A Lion, after Rubens

Watercolour and gouache.
Inscribed (by Arthur Feldmann) Karl Andreas Ruthart / Aufgescheuchte Lowen on the verso.
127 x 197 mm. (5 x 7 3/4 in.)
The traditional attribution of the present sheet to Carl Andreas Ruthart, while tentative, would seem to be worth considering in light of the artist’s penchant for leaping animals in his paintings. The lion depicted in this drawing is based, in reverse, on part of an etching of two young lions at play by Abraham Blooteling after Peter Paul Rubens. Blooteling’s print is one of a set of four etchings of lions, each after designs by Rubens, published as Variae Leonum Icones sometime in the second half of the 17th century. The draughtsman may have been derived his composition from Blooteling’s print, or a contemporary, reversed copy of it. The same lion was used by Frans Snyders in a painting of Two Lions Pursuing a Roebuck of c.1620-1625, today in the Alte Pinakothek in Munich, and for a painting of The Lion and the Mouse of about the same date, at Chequers Court in Buckinghamshire.

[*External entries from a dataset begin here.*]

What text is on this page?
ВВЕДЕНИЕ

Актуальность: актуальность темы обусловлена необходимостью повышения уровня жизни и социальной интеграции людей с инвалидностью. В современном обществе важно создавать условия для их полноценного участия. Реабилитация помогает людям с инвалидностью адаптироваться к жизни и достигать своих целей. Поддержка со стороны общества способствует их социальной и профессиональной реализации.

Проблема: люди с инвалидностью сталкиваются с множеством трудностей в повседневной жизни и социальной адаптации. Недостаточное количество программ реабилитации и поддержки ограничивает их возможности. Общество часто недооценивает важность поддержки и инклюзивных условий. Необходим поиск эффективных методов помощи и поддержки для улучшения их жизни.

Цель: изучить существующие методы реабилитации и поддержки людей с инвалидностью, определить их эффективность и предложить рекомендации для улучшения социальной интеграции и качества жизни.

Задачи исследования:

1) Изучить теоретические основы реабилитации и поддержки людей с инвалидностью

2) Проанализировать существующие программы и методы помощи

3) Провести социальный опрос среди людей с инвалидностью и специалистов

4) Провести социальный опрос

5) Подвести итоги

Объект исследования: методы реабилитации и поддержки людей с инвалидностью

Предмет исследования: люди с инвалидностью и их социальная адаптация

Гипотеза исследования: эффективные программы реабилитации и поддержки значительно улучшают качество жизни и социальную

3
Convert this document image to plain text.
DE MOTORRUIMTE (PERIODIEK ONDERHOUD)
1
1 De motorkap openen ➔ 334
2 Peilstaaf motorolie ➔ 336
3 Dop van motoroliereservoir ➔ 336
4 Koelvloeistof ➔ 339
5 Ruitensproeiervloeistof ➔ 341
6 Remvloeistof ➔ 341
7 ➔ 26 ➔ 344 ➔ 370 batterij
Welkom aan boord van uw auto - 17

An impression of the related etching by Abraham Blooteling is sold with this drawing.

 




Born in Danzig (modern-day Gdansk in Poland) around 1630, Carl Borromäus Andreas Ruthart was largely self-taught as an artist, and established a reputation as a painter of wild animals and hunting scenes. He was briefly in Rome in 1659 before being admitted to the painter’s guild in Antwerp in 1664, while later that year he is documented in Regensburg. Between 1665 and 1667 Ruthart was in Vienna, working for Prince Karl Eusebius von Liechtenstein. In 1672 he became a monk of the Celestine order at the monastery of Sant’ Eusebio in Rome, later transferring to the monastery of Santa Maria di Collemaggio in L’Aquila, in the Abruzzo region northeast of Rome, where he seems to have lived and worked for the rest of his life. Known as Pater Andrea, he is still documented there in 1703, and is assumed to have died not long afterwards. Although best known and most successful as a painter of wild animals, Ruthart also painted a handful of religious works for the churches with which he was associated, namely two altarpieces for Sant’ Eusebio in Rome and fourteen scenes from the life of the founder of the Celestine order for the church at L’Aquila.



Highly esteemed in his lifetime, Ruthart’s animal paintings found their way into several important European collections, including those of the Archduke Leopold Wilhelm, Field Marshal von der Schulenberg and Count Bruhl, as well the Liechtenstein, Harrach, Czernin and Esterhazy collections. Paintings by Ruthart were also owned by the Dukes of Devonshire and the Earls of Shrewsbury.

Provenance

Dr. Arthur Feldmann, Brno
Looted by the Gestapo on 15 March 1939, during the Nazi occupation of Moravia
Anonymous sale, London, Sotheby’s, 16 October 1946, part of lot 55
Sir Robert Witt, London (Lugt 2228b)
Bequeathed by him to the Courtauld Institute of Art, London in 1952
Restituted to the heirs of Arthur Feldmann in 2007.
 

Literature

London, Courtauld Institute of Art, Hand-list of the Drawings in the Witt Collection, 1956, p.155, no.3852 (as Ruthart); Sir David Hirst, Report of the Spoliation Advisory Panel in Respect of Three Drawings now in the Possession of the Courtauld Institute of Art, London, 2007.